Most of the Dollar-sensitive assets such as stocks, crude, & gold have been moving inversely to the $USD, as they typically do, until recently with the stark disconnect between the stock market (blue line), crude oil (black), and the US Dollar (inverted Dollar via UDN in green). However, the inverse correlation between the Dollar & gold has remained intact, with gold topping & the US Dollar bottoming back in early January & moving in near lock-step since, as they were before. The green line is UDN, the inverse (-1x bearish) US Dollar ETN, which shows the inverse correlation between the Dollar & dollar-sensitive assets below as a positive correlation for easier comparison.

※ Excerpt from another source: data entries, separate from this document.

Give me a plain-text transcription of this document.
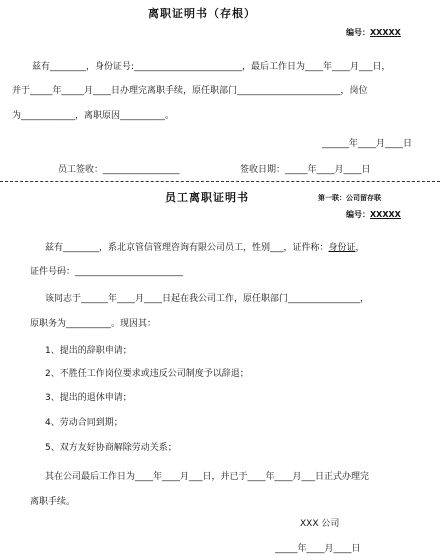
离职证明书（存根）
编号：XXXXX
兹有________，身份证号:________________________，最后工作日为____年____月___日，
并于_____年_____月____日办理完离职手续，原任职部门_______________________，岗位
为____________，离职原因__________。
______年____月____日
员工签收：_________________	签收日期：_____年____月____日
员工离职证明书	第一联：公司留存联
编号：XXXXX
兹有________，系北京管信管理咨询有限公司员工，性别___，证件称：身份证，
证件号码：________________________
该同志于______年____月____日起在我公司工作，原任职部门________________，
原职务为__________。现因其：
1、提出的辞职申请；
2、不胜任工作岗位要求或违反公司制度予以辞退；
3、提出的退休申请；
4、劳动合同到期；
5、双方友好协商解除劳动关系；
其在公司最后工作日为____年____月___日，并已于____年____月___日正式办理完
离职手续。
XXX 公司
_____年____月____日
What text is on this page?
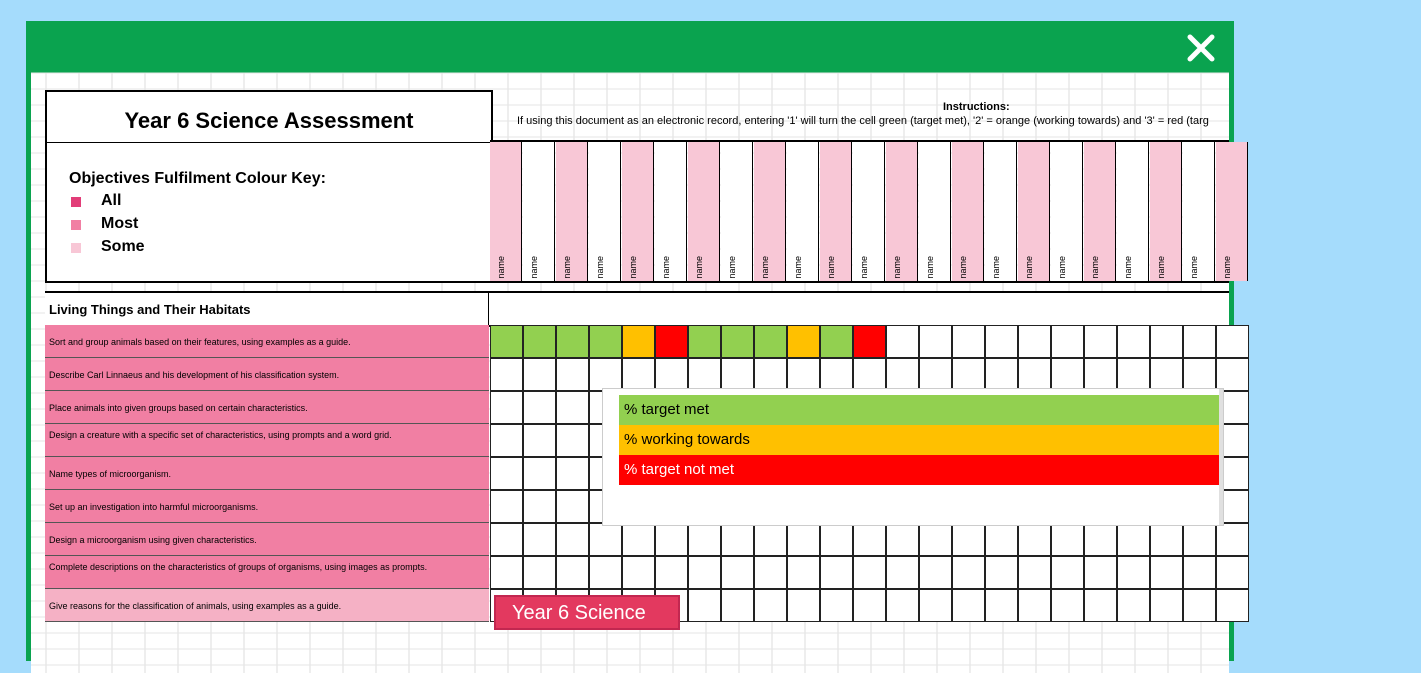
Year 6 Science Assessment
Objectives Fulfilment Colour Key:
All
Most
Some
Instructions:
If using this document as an electronic record, entering '1' will turn the cell green (target met), '2' = orange (working towards) and '3' = red (targ
name	name	name	name	name	name	name	name	name	name	name	name	name	name	name	name	name	name	name	name	name	name	name
Living Things and Their Habitats
Sort and group animals based on their features, using examples as a guide.
Describe Carl Linnaeus and his development of his classification system.
Place animals into given groups based on certain characteristics.
Design a creature with a specific set of characteristics, using prompts and a word grid.
Name types of microorganism.
Set up an investigation into harmful microorganisms.
Design a microorganism using given characteristics.
Complete descriptions on the characteristics of groups of organisms, using images as prompts.
Give reasons for the classification of animals, using examples as a guide.
% target met
% working towards
% target not met
Year 6 Science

As /DX (US Dollar Index futures) has now clearly taken out the 91.081 target/resistance, I’ve added the next target around 92.038 on the 60-minute chart below.
/E7 (Euro futures) is approaching my next price target zone (T3) of 1.1952-1.1922. As I expect a reaction if/when T3 is hit, that does allow for the potential for a concurrent rally in equities and the Euro depending on how strong the bounce in the Euro/pullback in the $USD is if & when that proves to be the case. As such, I continue to put a higher emphasis on waiting for sell signals on the stock market & some of the market-leading FAAMG+T stocks such as AAPL & TSLA for a sell signal on major stock indices as the divergences between the Dollar/Euro and the stock market could continue for some time.
The 60-minute chart below lists some potential near-term pullback targets for /NQ (Nasdaq 100 futures) should the $USD continue to rally AND we get the sell signals in AAPL, TSLA, & QQQ that have been highlighted in recent videos.
Bottom line: The technicals have so far played out as the charts indicated for a significant trend reversal (rally) in the US Dollar & of the three major Dollar-sensitive assets, only gold has corrected in lock-step with the rally in the Dollar with stocks & crude oil (which often tend to rise & fall together on economic growth expectations) so far shrugging off the rally in the Dollar.
The longer the disconnect of the typically inverse relationship between the Dollar and stocks/crude, the stronger the reversion to the mean is likely to be once it comes. However, the big question remains: Will that mean reversion come in the form of the next big leg down in the $USD, stocks down, or a combination of the two? The answer to that question will most likely depend on whether we get some decent sell signals in the stock market and several of the market-leading stocks or not.